Peter Walker, chief information officer at Carta, revealed the blue and red findings in a bar chart. “Universal truth: most radar charts should just be bar charts,” he wrote on X. “Love your stuff, Anthropic!”
The paper cites a scenario that everyone in the knowledge economy should be thinking about: “The great decline of white-collar workers,” noting that during the 2007-2009 financial crisis, the US unemployment rate doubled from 5% to 10%. The researchers note that a doubling in the high percentage of AI-exposed jobs—from 3% to 6%—would be clearly visible in their system. It hasn’t happened yet, but it absolutely could.
If you think that this is an AI company that is telling its book, this is emerging as a clear opportunity from many perspectives, far from viral doomsday essays like those by Matt Shumer and Citrini Research. Federal Reserve Governor Michael S. Barr put the opportunity among three scenarios he sees for the adoption of AI in a speech last month.
Low pay
The US Bureau of Labor Statistics reported a negative employment report on Friday. Employers shed 92,000 jobs in February and the unemployment rate rose to 4.4%. Some companies have recently announced significant reductions predicted by AI. Jack Dorsey’s Block last month cut nearly half of its workforce, citing AI as the reason. “We’re already realizing that the intelligent tools we’re developing and using, combined with smaller and leaner teams, are enabling a new way of working that’s changing what it means to build and run a company,” Dorsey wrote in an article on X. (Critics including Salesforce CEO Marc Benioff have noted that Block has its own issues,” or that it could be “an AI cause” to do this.)
However, the research finds that for young workers at least, the problem is not dismissal but a decrease in wages in AI-exposed fields, a drop of 14% in the number of job searches in the post-ChatGPT period compared to 2022 in exposed jobs. However, the researchers note that the findings are just as important. And so far there has been no systematic increase in unemployment, according to the research. Citadel Securities, not known for marketing market research, ran a viral doomsday article to find that the hiring of software engineers has increased in recent months.
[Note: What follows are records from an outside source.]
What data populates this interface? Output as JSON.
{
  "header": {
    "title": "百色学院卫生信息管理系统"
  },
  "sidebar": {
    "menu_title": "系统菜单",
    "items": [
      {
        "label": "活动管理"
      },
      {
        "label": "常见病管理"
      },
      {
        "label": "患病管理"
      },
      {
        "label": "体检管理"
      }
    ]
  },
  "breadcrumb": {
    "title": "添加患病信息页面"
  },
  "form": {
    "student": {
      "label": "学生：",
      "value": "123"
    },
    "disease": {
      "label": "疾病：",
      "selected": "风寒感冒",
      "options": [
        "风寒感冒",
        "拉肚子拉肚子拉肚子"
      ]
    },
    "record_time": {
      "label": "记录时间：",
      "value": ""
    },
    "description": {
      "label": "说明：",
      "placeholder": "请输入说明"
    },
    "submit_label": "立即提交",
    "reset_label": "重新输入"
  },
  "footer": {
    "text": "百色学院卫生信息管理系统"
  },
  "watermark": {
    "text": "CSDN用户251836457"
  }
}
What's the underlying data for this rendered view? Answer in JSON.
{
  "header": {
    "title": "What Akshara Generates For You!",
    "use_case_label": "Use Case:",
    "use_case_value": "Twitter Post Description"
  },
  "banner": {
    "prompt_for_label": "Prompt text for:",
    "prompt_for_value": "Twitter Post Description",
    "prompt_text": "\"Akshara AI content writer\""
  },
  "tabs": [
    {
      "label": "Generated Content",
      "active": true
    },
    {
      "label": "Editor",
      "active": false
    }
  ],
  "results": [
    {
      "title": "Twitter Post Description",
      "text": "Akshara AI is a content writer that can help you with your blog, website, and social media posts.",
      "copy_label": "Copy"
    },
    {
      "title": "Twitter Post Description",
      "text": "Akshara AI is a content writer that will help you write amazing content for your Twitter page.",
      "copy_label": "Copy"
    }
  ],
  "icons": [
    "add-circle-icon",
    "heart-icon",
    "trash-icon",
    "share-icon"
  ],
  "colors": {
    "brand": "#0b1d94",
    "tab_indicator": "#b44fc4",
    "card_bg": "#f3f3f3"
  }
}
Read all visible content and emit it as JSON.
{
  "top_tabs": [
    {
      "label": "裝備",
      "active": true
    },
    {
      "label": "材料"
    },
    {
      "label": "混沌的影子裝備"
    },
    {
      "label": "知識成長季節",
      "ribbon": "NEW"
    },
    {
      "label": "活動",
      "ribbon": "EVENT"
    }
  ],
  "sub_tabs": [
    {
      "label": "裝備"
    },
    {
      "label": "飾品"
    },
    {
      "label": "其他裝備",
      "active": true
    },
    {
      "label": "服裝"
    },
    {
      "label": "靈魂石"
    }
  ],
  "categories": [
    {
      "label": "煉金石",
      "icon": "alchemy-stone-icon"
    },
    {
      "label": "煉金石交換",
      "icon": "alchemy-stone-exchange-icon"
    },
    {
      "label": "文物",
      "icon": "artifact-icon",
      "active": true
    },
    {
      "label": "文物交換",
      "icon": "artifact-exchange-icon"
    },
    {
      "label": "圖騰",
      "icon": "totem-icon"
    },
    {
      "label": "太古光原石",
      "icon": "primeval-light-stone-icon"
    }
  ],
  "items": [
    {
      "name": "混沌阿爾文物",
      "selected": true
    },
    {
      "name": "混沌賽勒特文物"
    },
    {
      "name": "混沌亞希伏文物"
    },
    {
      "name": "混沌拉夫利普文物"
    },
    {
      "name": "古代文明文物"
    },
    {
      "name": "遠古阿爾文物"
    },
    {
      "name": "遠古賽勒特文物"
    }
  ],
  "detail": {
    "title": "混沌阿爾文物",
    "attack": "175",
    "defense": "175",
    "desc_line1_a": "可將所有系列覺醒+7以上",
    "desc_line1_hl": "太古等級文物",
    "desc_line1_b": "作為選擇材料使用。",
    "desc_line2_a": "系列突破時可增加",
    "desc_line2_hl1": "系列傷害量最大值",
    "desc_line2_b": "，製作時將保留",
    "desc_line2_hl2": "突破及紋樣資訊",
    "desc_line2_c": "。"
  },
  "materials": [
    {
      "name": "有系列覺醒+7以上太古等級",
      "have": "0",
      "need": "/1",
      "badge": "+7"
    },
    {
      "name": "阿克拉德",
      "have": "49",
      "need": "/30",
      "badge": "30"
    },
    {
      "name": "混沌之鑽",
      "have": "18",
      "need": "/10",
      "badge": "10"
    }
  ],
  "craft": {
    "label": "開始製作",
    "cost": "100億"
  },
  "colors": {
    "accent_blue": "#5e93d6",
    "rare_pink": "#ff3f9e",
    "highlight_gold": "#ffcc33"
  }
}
However, Anthropic researchers suggest that a slight decline may indicate a new reality of work in the age of AI as it reflects some research on the state of the labor market for young workers. A similar study found a 16% drop in jobs exposed to AI among workers aged 22 to 25.
For some young workers, this means ignoring the labor market altogether. “Unpaid young workers may be staying at their current jobs, doing different jobs, or going back to school,” the researchers said.